March 3, 2010 by Jeff Woodard
The United Church of Christ joined a myriad of faith community leaders and organizations last week in urging the Obama administration and Congress to "complete the task at hand on behalf of the millions who are left out and left behind in our current health-care system."
Faithful Reform in Health Care, a coalition of denominational and interfaith organizations including the UCC, has conducted follow-up calls on next steps, said Barbara Baylor, minister for health care justice in the UCC's Justice and Witness Ministries. "We are asking our individual congregations and members to deliver the Hill letter to their own congressional members in their own districts," said Baylor today.

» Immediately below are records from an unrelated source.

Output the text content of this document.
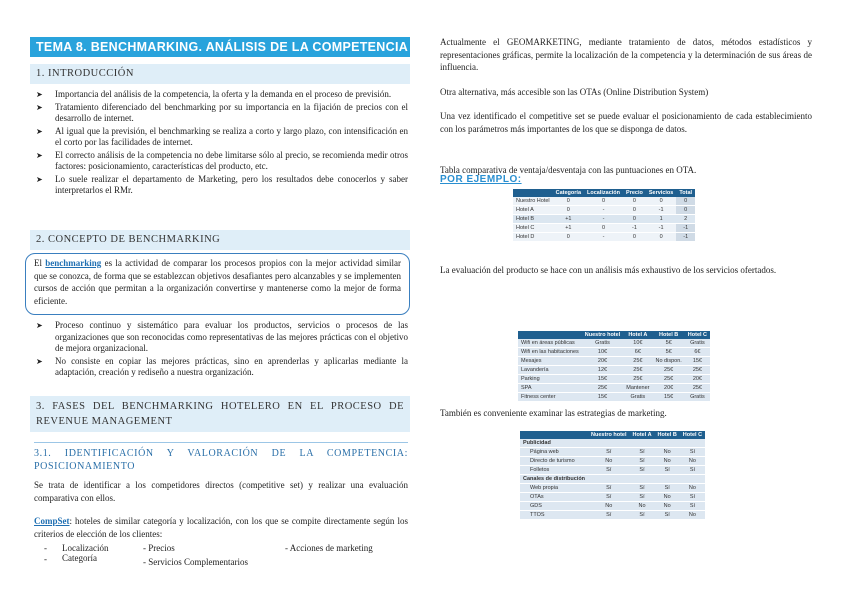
TEMA 8. BENCHMARKING. ANÁLISIS DE LA COMPETENCIA
1. INTRODUCCIÓN
➤ Importancia del análisis de la competencia, la oferta y la demanda en el proceso de previsión.
➤ Tratamiento diferenciado del benchmarking por su importancia en la fijación de precios con el desarrollo de internet.
➤ Al igual que la previsión, el benchmarking se realiza a corto y largo plazo, con intensificación en el corto por las facilidades de internet.
➤ El correcto análisis de la competencia no debe limitarse sólo al precio, se recomienda medir otros factores: posicionamiento, características del producto, etc.
➤ Lo suele realizar el departamento de Marketing, pero los resultados debe conocerlos y saber interpretarlos el RMr.
2. CONCEPTO DE BENCHMARKING
El benchmarking es la actividad de comparar los procesos propios con la mejor actividad similar que se conozca, de forma que se establezcan objetivos desafiantes pero alcanzables y se implementen cursos de acción que permitan a la organización convertirse y mantenerse como la mejor de forma eficiente.
➤ Proceso continuo y sistemático para evaluar los productos, servicios o procesos de las organizaciones que son reconocidas como representativas de las mejores prácticas con el objetivo de mejora organizacional.
➤ No consiste en copiar las mejores prácticas, sino en aprenderlas y aplicarlas mediante la adaptación, creación y rediseño a nuestra organización.
3. FASES DEL BENCHMARKING HOTELERO EN EL PROCESO DE REVENUE MANAGEMENT
3.1. IDENTIFICACIÓN Y VALORACIÓN DE LA COMPETENCIA: POSICIONAMIENTO
Se trata de identificar a los competidores directos (competitive set) y realizar una evaluación comparativa con ellos.
CompSet: hoteles de similar categoría y localización, con los que se compite directamente según los criterios de elección de los clientes:
- Localización
- Categoría
- Precios
- Servicios Complementarios
- Acciones de marketing
Actualmente el GEOMARKETING, mediante tratamiento de datos, métodos estadísticos y representaciones gráficas, permite la localización de la competencia y la determinación de sus áreas de influencia.
Otra alternativa, más accesible son las OTAs (Online Distribution System)
Una vez identificado el competitive set se puede evaluar el posicionamiento de cada establecimiento con los parámetros más importantes de los que se disponga de datos.
POR EJEMPLO:
Tabla comparativa de ventaja/desventaja con las puntuaciones en OTA.
	Categoría	Localización	Precio	Servicios	Total
Nuestro Hotel	0	0	0	0	0
Hotel A	0	-	0	-1	0
Hotel B	+1	-	0	1	2
Hotel C	+1	0	-1	-1	-1
Hotel D	0	-	0	0	-1
La evaluación del producto se hace con un análisis más exhaustivo de los servicios ofertados.
	Nuestro hotel	Hotel A	Hotel B	Hotel C
Wifi en áreas públicas	Gratis	10€	5€	Gratis
Wifi en las habitaciones	10€	6€	5€	6€
Mesajes	20€	25€	No dispon.	15€
Lavandería	12€	25€	25€	25€
Parking	15€	25€	25€	20€
SPA	25€	Mantener	20€	25€
Fitness center	15€	Gratis	15€	Gratis
También es conveniente examinar las estrategias de marketing.
	Nuestro hotel	Hotel A	Hotel B	Hotel C
Publicidad				
Página web	Sí	Sí	No	Sí
Directo de turismo	No	Sí	No	No
Folletos	Sí	Sí	Sí	Sí
Canales de distribución				
Web propia	Sí	Sí	Sí	No
OTAs	Sí	Sí	No	Sí
GDS	No	No	No	Sí
TTOS	Sí	Sí	Sí	No
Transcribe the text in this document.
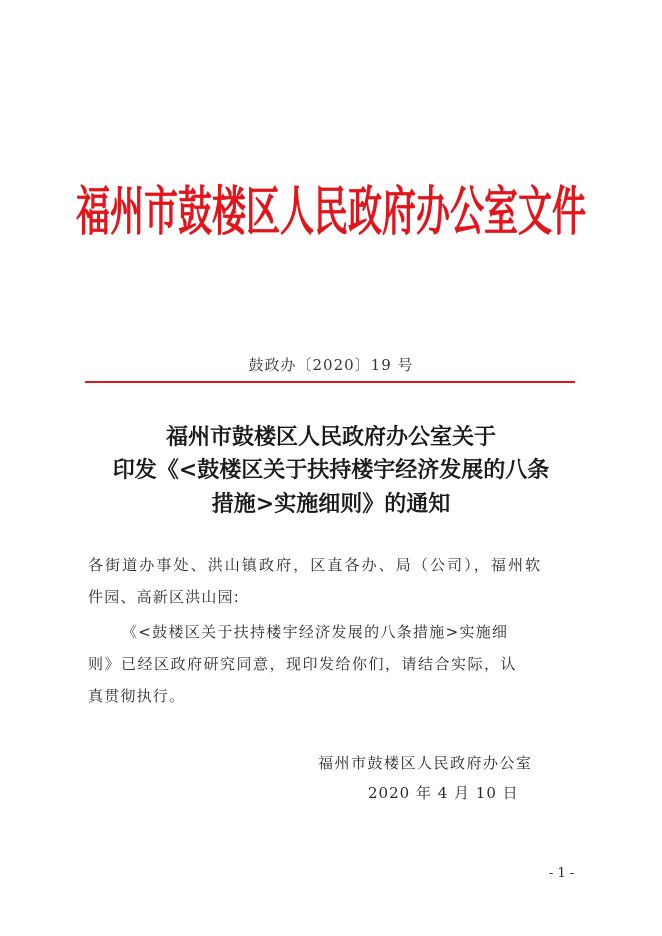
福州市鼓楼区人民政府办公室文件
鼓政办〔2020〕19 号
福州市鼓楼区人民政府办公室关于
印发《<鼓楼区关于扶持楼宇经济发展的八条
措施>实施细则》的通知
各街道办事处、洪山镇政府，区直各办、局（公司），福州软
件园、高新区洪山园:
《<鼓楼区关于扶持楼宇经济发展的八条措施>实施细
则》已经区政府研究同意，现印发给你们，请结合实际，认
真贯彻执行。
福州市鼓楼区人民政府办公室
2020 年 4 月 10 日
- 1 -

The Feb. 24 letter – which included the signature of the Rev. Geoffrey Black, UCC general minister and president – was signed by more than 4,000 people of faith under the umbrella groups Faithful Reform and the Washington Interreligious Community.
Fifty-eight national religious organizations were represented, as were more than 80 regional and state faith groups, and 26 national faith leaders. Religious leaders also ran a full-page print ad in The Hill and an online ad at The Hill's web site, showcasing the letter and its signers.
The letter implores action to create a society in which "every person is afforded health, wholeness and human dignity. Martin Luther King, Jr., famously wrote in his ‘Letter from Birmingham Jail' that ‘justice too long delayed is justice denied.' Less well known is his admonition that ‘of all the forms of inequality, injustice in health care is the most shocking and inhumane.' Let us not delay health-care justice any longer."
"This is your moment for political courage, vision, leadership and faith. We urge you to take heart and move meaningful health-care reform forward," the letter insists.